Nondisclosure Obligations and Agreements
At the heart of it, an NDA includes a promise not to disclose confidential information. There are also other things that can be included in those agreements.
A company’s legal team should maintain non-disclosure agreements (NDA) to be provided for use in the following situations:
- Two-Way NDA. Covers mutual sharing of confidential information between a company and a third party. This imposes confidentiality obligations on both parties.
- One-Way NDA Out. Covers only disclosure of confidential information by a company to a third party. This imposes no confidentiality obligations on the company.
- One-Way NDA In. Covers receipt of confidential Information from a third party.
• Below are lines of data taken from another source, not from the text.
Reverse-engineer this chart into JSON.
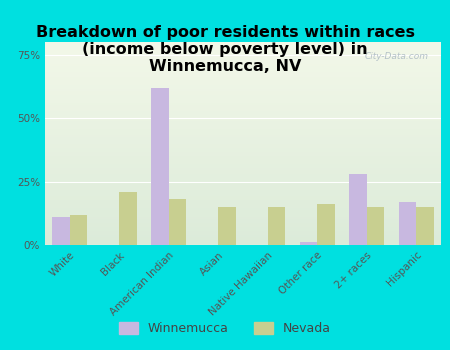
{
  "title": "Breakdown of poor residents within races\n(income below poverty level) in\nWinnemucca, NV",
  "categories": [
    "White",
    "Black",
    "American Indian",
    "Asian",
    "Native Hawaiian",
    "Other race",
    "2+ races",
    "Hispanic"
  ],
  "winnemucca": [
    11,
    0,
    62,
    0,
    0,
    1,
    28,
    17
  ],
  "nevada": [
    12,
    21,
    18,
    15,
    15,
    16,
    15,
    15
  ],
  "winnemucca_color": "#c8b8e0",
  "nevada_color": "#c8cf90",
  "background_outer": "#00e0e0",
  "background_plot_top": "#f2f7e8",
  "background_plot_bottom": "#dcebd8",
  "title_fontsize": 11.5,
  "tick_fontsize": 7.5,
  "legend_fontsize": 9,
  "bar_width": 0.35,
  "ylim": [
    0,
    80
  ],
  "yticks": [
    0,
    25,
    50,
    75
  ],
  "ytick_labels": [
    "0%",
    "25%",
    "50%",
    "75%"
  ],
  "watermark": "City-Data.com"
}
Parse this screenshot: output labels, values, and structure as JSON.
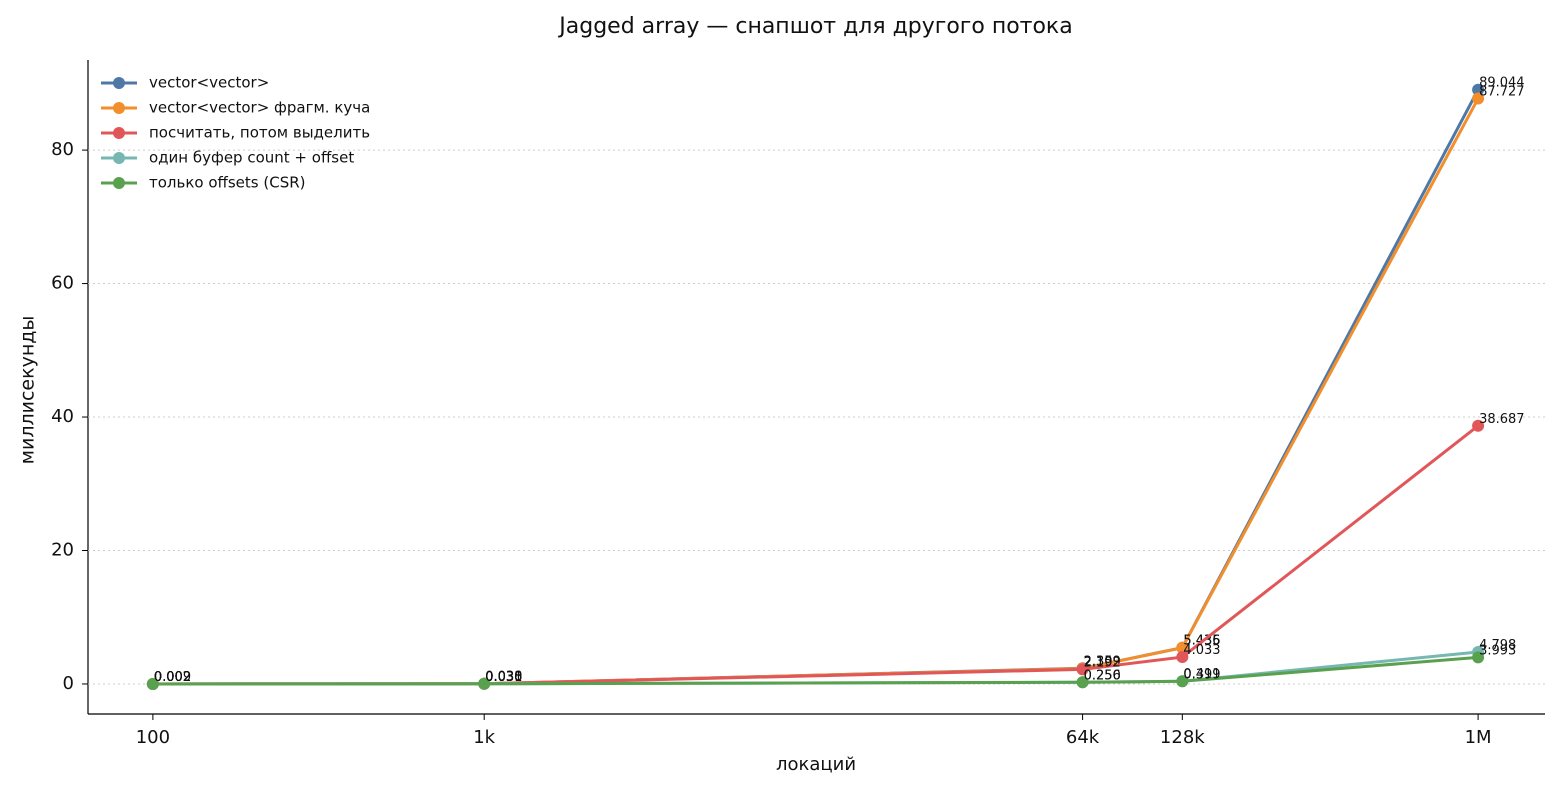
{
  "chart_data": {
    "type": "line",
    "title": "Jagged array — снапшот для другого потока",
    "x_label": "локаций",
    "y_label": "миллисекунды",
    "x_scale": "log",
    "x": [
      100,
      1000,
      64000,
      128000,
      1000000
    ],
    "xlim": [
      63.7,
      1592000
    ],
    "xticks": [
      100,
      {
        "value": 1000,
        "label": "1k"
      },
      {
        "value": 64000,
        "label": "64k"
      },
      {
        "value": 128000,
        "label": "128k"
      },
      {
        "value": 1000000,
        "label": "1M"
      }
    ],
    "ylim": [
      -4.5,
      93.5
    ],
    "yticks": [
      0,
      20,
      40,
      60,
      80
    ],
    "grid": true,
    "legend": "upper left",
    "series": [
      {
        "name": "vector<vector>",
        "color": "#4e79a7",
        "values": [
          0.002,
          0.03,
          2.35,
          5.435,
          89.044
        ],
        "value_labels": [
          "0.002",
          "0.030",
          "2.350",
          "5.435",
          "89.044"
        ]
      },
      {
        "name": "vector<vector> фрагм. куча",
        "color": "#f28e2b",
        "values": [
          0.009,
          0.038,
          2.309,
          5.436,
          87.727
        ],
        "value_labels": [
          "0.009",
          "0.038",
          "2.309",
          "5.436",
          "87.727"
        ]
      },
      {
        "name": "посчитать, потом выделить",
        "color": "#e15759",
        "values": [
          0.002,
          0.031,
          2.192,
          4.033,
          38.687
        ],
        "value_labels": [
          "0.002",
          "0.031",
          "2.192",
          "4.033",
          "38.687"
        ]
      },
      {
        "name": "один буфер count + offset",
        "color": "#76b7b2",
        "values": [
          0.002,
          0.03,
          0.256,
          0.411,
          4.798
        ],
        "value_labels": [
          "0.002",
          "0.030",
          "0.256",
          "0.411",
          "4.798"
        ]
      },
      {
        "name": "только offsets (CSR)",
        "color": "#59a14f",
        "values": [
          0.002,
          0.03,
          0.25,
          0.399,
          3.993
        ],
        "value_labels": [
          "0.002",
          "0.030",
          "0.250",
          "0.399",
          "3.993"
        ]
      }
    ]
  }
}
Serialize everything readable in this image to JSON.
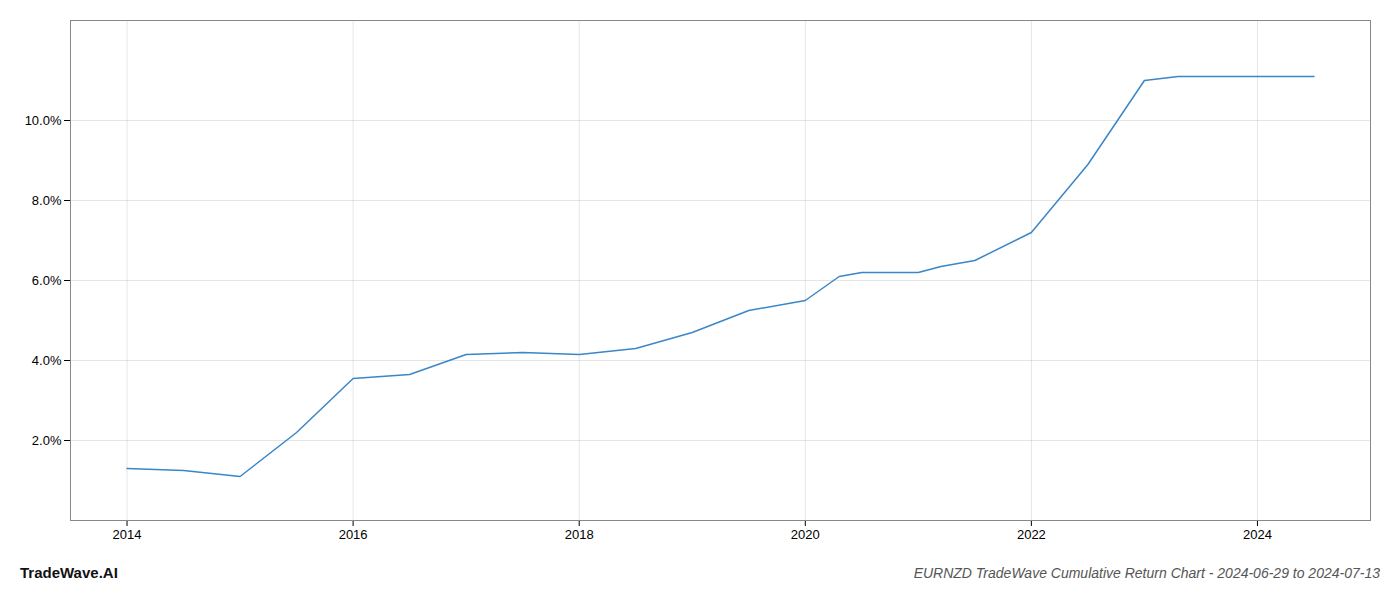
{
  "chart_data": {
    "type": "line",
    "title": "EURNZD TradeWave Cumulative Return Chart - 2024-06-29 to 2024-07-13",
    "annotations": [
      "TradeWave.AI"
    ],
    "x": [
      2014.0,
      2014.5,
      2015.0,
      2015.5,
      2016.0,
      2016.5,
      2017.0,
      2017.5,
      2018.0,
      2018.5,
      2019.0,
      2019.5,
      2020.0,
      2020.3,
      2020.5,
      2021.0,
      2021.2,
      2021.5,
      2022.0,
      2022.5,
      2023.0,
      2023.3,
      2024.0,
      2024.5
    ],
    "values": [
      1.3,
      1.25,
      1.1,
      2.2,
      3.55,
      3.65,
      4.15,
      4.2,
      4.15,
      4.3,
      4.7,
      5.25,
      5.5,
      6.1,
      6.2,
      6.2,
      6.35,
      6.5,
      7.2,
      8.9,
      11.0,
      11.1,
      11.1,
      11.1
    ],
    "color": "#3a86c8",
    "xlim": [
      2013.5,
      2025.0
    ],
    "ylim": [
      0.0,
      12.5
    ],
    "xticks": [
      2014,
      2016,
      2018,
      2020,
      2022,
      2024
    ],
    "yticks": [
      {
        "value": 2.0,
        "label": "2.0%"
      },
      {
        "value": 4.0,
        "label": "4.0%"
      },
      {
        "value": 6.0,
        "label": "6.0%"
      },
      {
        "value": 8.0,
        "label": "8.0%"
      },
      {
        "value": 10.0,
        "label": "10.0%"
      }
    ],
    "grid": true
  }
}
This only imposes confidentiality obligations on the company. The third party is under no confidentiality obligations.
An NDA does not determine ownership of IP. NDAs are to be used for the purpose of protecting information at the stage where companies are determining whether to enter into a business relationship with another company. Because an NDA does not determine ownership of IP, no actual work (such as development work) should be undertaken under an NDA. Such work should be undertaken only after a definitive agreement which addresses IP ownership has been entered into.
Performing work under only an NDA leaves open the question of who owns the IP that arises out of that work. Consequently, a company may have to expend significant and unnecessary funds determining, and perhaps engaging in litigation, to determine ownership of that IP. When a company decides it wants to enter into a business relationship with another company, and before work commences in that relationship, a company’s legal team should be notified so that an agreement addressing IP ownership can be entered into with the other company.